After two-and-a-half years at Cornell, I shifted my focus back to museums by enrolling in the M.A. in museum studies program at the Cooperstown Graduate Program, a part of SUNY Oneonta with a separate, museum-focused “campus” in Cooperstown, N.Y. I was a SUNY Oneonta student, but spent most of my time in Cooperstown and learned from SUNY professors and museum staff at two area museums. In my coursework, I was constantly working on real-life projects for museums; of course, I held internships, too. My two years of graduate school was basically two years of working full-time at museums. I thought I’d miss the career development field, but it turned out I didn’t have to!
I connected with a Cooperstown Graduate Program alumna, Melissa Marietta, who started out running internship programs in museums and transitioned to university career development. At the time, she was the Director of Career Development at Hartwick College, across the street from SUNY Oneonta. I met with her because I felt we were on complementary career paths. We met up just to chat about career development, but a month later, Melissa called me and asked if I’d like to fill in for a few months as a career advisor. That’s how I spent a semester working part-time at Hartwick College! That was a great experience as well – I advised many wonderful students and expanded my career development skills -- I had only done informal career advising before. At Cornell, I would triage students’ needs and give advice before referring them to an advisor. Now, I was truly advising, working one-on-one with students to support them in their career development journey. I was able to fuel my passion for career development and get a much-needed break from graduate school.
After graduation I moved to Los Angeles to take my current position at the Getty. My job is wonderful – I get to research, write about, and interact with amazing artworks all day. After getting settled in and working a few months, I turned my attention to finding activities in my new city. I wanted one of those activities to be volunteering and thought about putting my career development skills to good use. I simply Googled, “places that help people find jobs,” and this wonderful organization came up called Chrysalis. Chrysalis provides resources to people, particularly the homeless and formerly incarcerated, to assist them with finding employment. They have everything one would need that’s job-related: career advisors, job-prep classes, a resource room filled with toiletries and professional clothing, and more. I’ve been volunteering there for two years, providing 1-on-1 services to clients like resume writing and practice interviewing. Now my careers have switched: I’m working at a museum and volunteering in career development!

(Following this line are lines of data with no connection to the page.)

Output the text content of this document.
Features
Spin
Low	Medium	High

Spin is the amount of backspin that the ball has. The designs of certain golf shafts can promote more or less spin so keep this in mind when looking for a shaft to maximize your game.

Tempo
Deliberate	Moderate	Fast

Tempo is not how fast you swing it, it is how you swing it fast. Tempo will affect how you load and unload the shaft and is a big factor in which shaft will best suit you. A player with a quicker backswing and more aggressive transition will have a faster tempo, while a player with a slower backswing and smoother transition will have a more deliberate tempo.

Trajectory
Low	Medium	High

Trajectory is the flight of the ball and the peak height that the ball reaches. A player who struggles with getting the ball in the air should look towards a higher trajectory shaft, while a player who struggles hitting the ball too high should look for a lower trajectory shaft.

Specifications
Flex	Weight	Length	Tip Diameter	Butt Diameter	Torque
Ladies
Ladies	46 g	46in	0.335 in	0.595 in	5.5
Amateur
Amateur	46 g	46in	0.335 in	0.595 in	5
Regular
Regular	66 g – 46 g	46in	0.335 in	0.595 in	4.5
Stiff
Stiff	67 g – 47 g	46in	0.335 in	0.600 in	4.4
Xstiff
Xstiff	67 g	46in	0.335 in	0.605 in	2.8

When I tell people my career story, I usually end it by saying, “If the whole museum thing doesn’t work out, I’d happily go back to career development,” and they laugh. It’s true, though! I love both these fields and would be happiest if I fed both of my passions throughout my career. I still have a goodbye note from my first boss at Cornell, Christa Downey, saying she knows I’ll make a good curator, but hopes I’d come back to the career development field someday. I’m not ruling that out! The point is, it is totally doable to have different interests and make them all work throughout your life. My career path sounds sinuous, but who has a linear career path anyway? It’s also completely okay to have a hobby or activity be your passion and not make that into your career. Flipping around between careers or having a volunteer passion turn into a career is also normal. Lots of things are possible! As long as you fit doing things you love into your life, you’re successful.